2-21GT(Sialyltransferaseandfucosyltransferase)mutagenesisforthesynthesisofsialyloligosaccharidesfromMilk
发布时间 :2014-02-19  阅读次数 :2367

报告题目:GT(Sialyltransferase and fucosyltransferase) mutagenesis for the synthesis of sialyloligosaccharides from Milk

报  告 人:Byung-Gee Kim, Professor

Seoul National University

报告时间:2月21日(星期五)下午14:00-15:00

报告地点:闵行校区生物药学楼3-105

联  系 人:杨广宇   021-34207248

报告摘要:

Oligosachharides in human milk have various useful biological functions for infant and applications in industry. Among them, sialyllactose(3’/6‘-SL) and fucosyllactose(2‘/3-FL) draw our atttention. To produce these oligosaccharides in large quantity, economic supply of CMP-Neu5Ac, highly active sialyltransferase(ST) and fucosyltransferase(FT) are keys to the success of the process development. Most sialylated oligosaccharides consist of Neu5Ac attached to galactose by an α2,3- or α2,6- linkage. In this research, α2,3-ST and α2,6-ST were engineered by hybrid approach to improve production of siayllactose. Hybrid approach is combined with rational design and directed evolution. This method can reduce library size by selecting target region such as substrate binding pocket and functional residues based on alanine scanning and computational mutation analysis. Saturation mutagenesis was done for selected residues to find best hits.

First, multifunctional α2,3 ST from Pasteurella multocida was engineered by this approach. We selected non-conserved residues located in substrates binding site by alignment with STs in GT80 family. And we applied alanine scanning for the selected residues. Mutants which show neutral activity were selected for saturation mutagenesis, and a single mutant interacting with lactose showed 168% of increased specific activity. Also, specific activity of a combination mutant was increased 200% compared to wild-type. In addition, α2,6 side reaction was reduced significantly for R313 mutants.

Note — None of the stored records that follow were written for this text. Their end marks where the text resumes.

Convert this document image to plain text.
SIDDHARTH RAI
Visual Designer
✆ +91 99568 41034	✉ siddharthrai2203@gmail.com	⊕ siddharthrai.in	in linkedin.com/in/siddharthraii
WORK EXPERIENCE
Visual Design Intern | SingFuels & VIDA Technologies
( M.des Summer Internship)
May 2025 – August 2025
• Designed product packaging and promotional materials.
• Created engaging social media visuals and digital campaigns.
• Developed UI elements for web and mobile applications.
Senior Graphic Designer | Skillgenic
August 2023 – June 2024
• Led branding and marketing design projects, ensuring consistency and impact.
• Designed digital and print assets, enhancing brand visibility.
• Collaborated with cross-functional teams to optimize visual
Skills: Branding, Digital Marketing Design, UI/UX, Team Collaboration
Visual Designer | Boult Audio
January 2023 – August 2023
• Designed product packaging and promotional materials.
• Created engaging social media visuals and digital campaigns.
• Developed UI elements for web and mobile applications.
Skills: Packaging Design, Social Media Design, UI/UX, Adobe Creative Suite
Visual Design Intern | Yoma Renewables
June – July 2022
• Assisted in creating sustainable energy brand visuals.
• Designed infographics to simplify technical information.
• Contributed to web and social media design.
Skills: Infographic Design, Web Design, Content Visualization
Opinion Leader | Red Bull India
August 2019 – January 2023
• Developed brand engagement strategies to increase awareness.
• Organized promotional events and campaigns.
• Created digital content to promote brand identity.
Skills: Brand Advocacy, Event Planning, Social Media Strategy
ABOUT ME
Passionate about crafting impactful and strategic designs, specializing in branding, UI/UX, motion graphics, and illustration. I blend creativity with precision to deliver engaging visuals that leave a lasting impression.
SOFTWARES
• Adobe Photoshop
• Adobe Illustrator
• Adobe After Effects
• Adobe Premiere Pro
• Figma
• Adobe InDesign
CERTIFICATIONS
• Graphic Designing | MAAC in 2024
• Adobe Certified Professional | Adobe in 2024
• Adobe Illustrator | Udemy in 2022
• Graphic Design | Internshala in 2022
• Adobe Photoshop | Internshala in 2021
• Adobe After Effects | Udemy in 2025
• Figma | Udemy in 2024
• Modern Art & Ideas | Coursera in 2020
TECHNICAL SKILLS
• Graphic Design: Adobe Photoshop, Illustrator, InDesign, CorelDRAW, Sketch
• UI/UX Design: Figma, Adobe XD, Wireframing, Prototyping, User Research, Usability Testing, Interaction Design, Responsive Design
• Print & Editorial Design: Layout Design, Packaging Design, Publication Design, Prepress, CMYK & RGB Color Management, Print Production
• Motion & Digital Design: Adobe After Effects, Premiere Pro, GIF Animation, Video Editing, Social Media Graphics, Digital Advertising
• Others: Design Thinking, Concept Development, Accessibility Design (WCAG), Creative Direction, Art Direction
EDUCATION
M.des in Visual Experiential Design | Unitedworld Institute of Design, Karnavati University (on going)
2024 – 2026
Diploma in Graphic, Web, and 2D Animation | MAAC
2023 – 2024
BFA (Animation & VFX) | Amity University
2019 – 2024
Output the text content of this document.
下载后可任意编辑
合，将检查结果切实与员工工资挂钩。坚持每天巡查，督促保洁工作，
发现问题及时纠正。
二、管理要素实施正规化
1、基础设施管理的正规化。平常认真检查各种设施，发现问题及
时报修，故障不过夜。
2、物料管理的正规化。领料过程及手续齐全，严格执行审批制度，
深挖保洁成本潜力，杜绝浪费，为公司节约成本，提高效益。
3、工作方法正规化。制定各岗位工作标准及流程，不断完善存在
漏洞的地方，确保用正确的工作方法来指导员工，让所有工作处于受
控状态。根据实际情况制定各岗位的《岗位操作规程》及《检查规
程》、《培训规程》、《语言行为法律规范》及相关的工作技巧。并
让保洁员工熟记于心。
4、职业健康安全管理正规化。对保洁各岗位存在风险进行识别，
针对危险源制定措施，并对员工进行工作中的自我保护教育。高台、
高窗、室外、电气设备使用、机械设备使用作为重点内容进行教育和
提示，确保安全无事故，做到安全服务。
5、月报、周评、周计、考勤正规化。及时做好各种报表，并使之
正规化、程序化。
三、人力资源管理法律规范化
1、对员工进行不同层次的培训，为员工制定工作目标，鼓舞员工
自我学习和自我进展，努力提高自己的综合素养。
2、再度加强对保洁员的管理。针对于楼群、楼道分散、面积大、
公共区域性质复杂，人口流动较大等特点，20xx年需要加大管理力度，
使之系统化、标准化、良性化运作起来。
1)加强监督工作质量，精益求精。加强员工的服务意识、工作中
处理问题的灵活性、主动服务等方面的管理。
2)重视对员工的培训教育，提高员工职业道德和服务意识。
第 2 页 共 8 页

Second, α2,6 ST from Photobacterium damselae showed low activity and protein expression level. Therfore, it was engineered to increase catalytic activity. Substrate binding sites were predicted through homology modelling and functional residues were selected by the same method. Several mutants which show higher activity than wild type were screened by color assay method. Among them, single mutant interacting with CMP showed 4-5 times higher activity than wild type. Thus, α2,3- and α2,6-ST mutants obtained by hybrid approach will be an efficient tool for the improvement of production of sialyllactose.

In addition, Fucosyltransferase is used for the synthesis of fucosyllactose(2‘/3-FL) and sialyl-LewisX derivatives, and the same hybrid approach was undertaken.  The major problem of FTs was their inclusion body formation and low level of soluble expression.  How we have overcome this problem will be discussed.